Personal privacy is perceived as one of our most important rights--and the loss of privacy, one of our worst fears. This book addresses that issue. Hixson sees privacy as a privilege, and one well worth protecting, but not on the grand scale that claims for privacy are pressed today (witness celebrities like Frank Sinatra and Elizabeth Taylor trying to patent their personalities).
Hixson asserts that "an open and democratic society cannot tolerate a high degree of privacy." He argues that whenever personal privacy becomes a mere self-protective shield, it is self-defeating and attained at the expense of the community's well-being. This book is a comprehensive examination of the citizen's right to be left alone as against the citizenry's need for information. Hixson draws upon the humanistic and utilitarian values expressed by Jefferson, Bentham, Tocqueville, Emerson, and Holmes, as well as, in our own time, the public philosophies of Hannah Arendt, Ronald Dworkin, Alexander Meiklejohn, Aldous Huxley, and Robert Bellah. Court cases illustrate the relationship between the private person and an open democratic society, which includes an unfettered press. The first part of the book deals with the philosophical and legal foundation of privacy while the bulk of it treats the conflict over the idea of privacy in the media-oriented mass society today, particularly in the age of the computer.

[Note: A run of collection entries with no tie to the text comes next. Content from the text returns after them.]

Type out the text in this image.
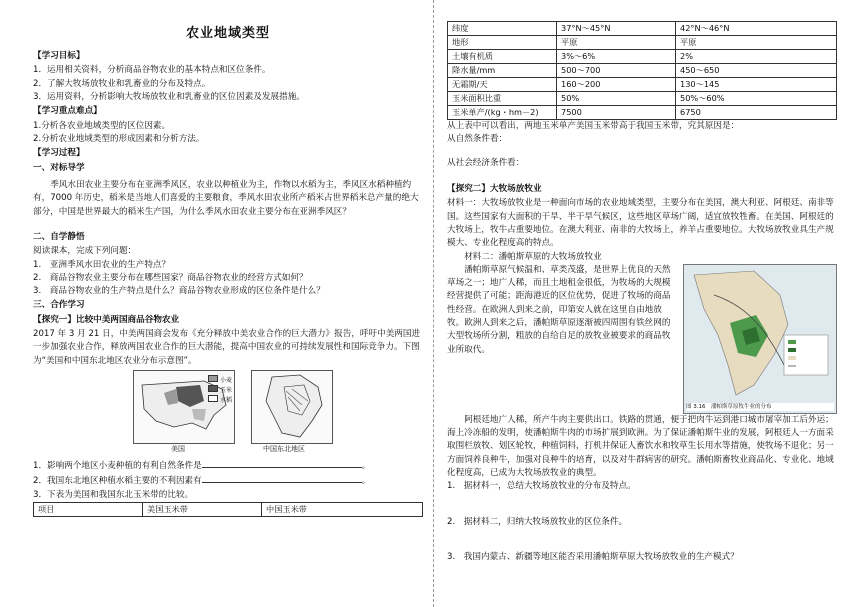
农业地域类型
【学习目标】

1．运用相关资料，分析商品谷物农业的基本特点和区位条件。

2．了解大牧场放牧业和乳畜业的分布及特点。

3．运用资料，分析影响大牧场放牧业和乳畜业的区位因素及发展措施。

【学习重点难点】

1.分析各农业地域类型的区位因素。

2.分析农业地域类型的形成因素和分析方法。

【学习过程】
一、对标导学

季风水田农业主要分布在亚洲季风区，农业以种植业为主，作物以水稻为主，季风区水稻种植约有，7000 年历史，稻米是当地人们喜爱的主要粮食，季风水田农业所产稻米占世界稻米总产量的绝大部分，中国是世界最大的稻米生产国，为什么季风水田农业主要分布在亚洲季风区？

二、自学静悟

阅读课本，完成下列问题：

1.　亚洲季风水田农业的生产特点？

2.　商品谷物农业主要分布在哪些国家？商品谷物农业的经营方式如何？

3.　商品谷物农业的生产特点是什么？商品谷物农业形成的区位条件是什么？

三、合作学习
【探究一】比较中美两国商品谷物农业

2017 年 3 月 21 日，中美两国商会发布《充分释放中美农业合作的巨大潜力》报告，呼吁中美两国进一步加强农业合作，释放两国农业合作的巨大潜能，提高中国农业的可持续发展性和国际竞争力。下图为“美国和中国东北地区农业分布示意图”。

小麦
玉米
水稻
美国	中国东北地区

1．影响两个地区小麦种植的有利自然条件是	。

2．我国东北地区种植水稻主要的不利因素有	。

3．下表为美国和我国东北玉米带的比较。

项目	美国玉米带	中国玉米带
纬度	37°N～45°N	42°N～46°N
地形	平原	平原
土壤有机质	3%～6%	2%
降水量/mm	500～700	450～650
无霜期/天	160～200	130～145
玉米面积比重	50%	50%～60%
玉米单产/(kg・hm－2)	7500	6750

从上表中可以看出，两地玉米单产美国玉米带高于我国玉米带，究其原因是：

从自然条件看：

从社会经济条件看：

【探究二】大牧场放牧业

材料一：大牧场放牧业是一种面向市场的农业地域类型，主要分布在美国，澳大利亚、阿根廷、南非等国。这些国家有大面积的干旱、半干旱气候区，这些地区草场广阔，适宜放牧牲畜。在美国、阿根廷的大牧场上，牧牛占重要地位。在澳大利亚、南非的大牧场上，养羊占重要地位。大牧场放牧业具生产规模大、专业化程度高的特点。

材料二：潘帕斯草原的大牧场放牧业

图 3.16　潘帕斯草原牧牛业的分布

潘帕斯草原气候温和、草类茂盛，是世界上优良的天然草场之一；地广人稀，而且土地租金很低，为牧场的大规模经营提供了可能；距海港近的区位优势，促进了牧场的商品性经营。在欧洲人到来之前，印第安人就在这里自由地放牧。欧洲人到来之后，潘帕斯草原逐渐被四周围有铁丝网的大型牧场所分割，粗放的自给自足的放牧业被要求的商品牧业所取代。

阿根廷地广人稀，所产牛肉主要供出口。铁路的贯通，便于把肉牛运到港口城市屠宰加工后外运；海上冷冻船的发明，使潘帕斯牛肉的市场扩展到欧洲。为了保证潘帕斯牛业的发展，阿根廷人一方面采取围栏放牧、划区轮牧，种植饲料，打机井保证人畜饮水和牧草生长用水等措施，使牧场不退化；另一方面饲养良种牛，加强对良种牛的培育，以及对牛群病害的研究。潘帕斯畜牧业商品化、专业化、地域化程度高，已成为大牧场放牧业的典型。

1.　据材料一，总结大牧场放牧业的分布及特点。

2.　据材料二，归纳大牧场放牧业的区位条件。

3.　我国内蒙古、新疆等地区能否采用潘帕斯草原大牧场放牧业的生产模式？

Controversial, trenchant, pithy, this is an important book on a major public issue.
About the Author:
Richard F. Hixson is Professor of Communication Law and Journalism History in the School of Communication, Information and Library Studies, Rutgers University. He has written widely on privacy not only for scholarly reviews and magazines but also for The New York Times and other consumer publications.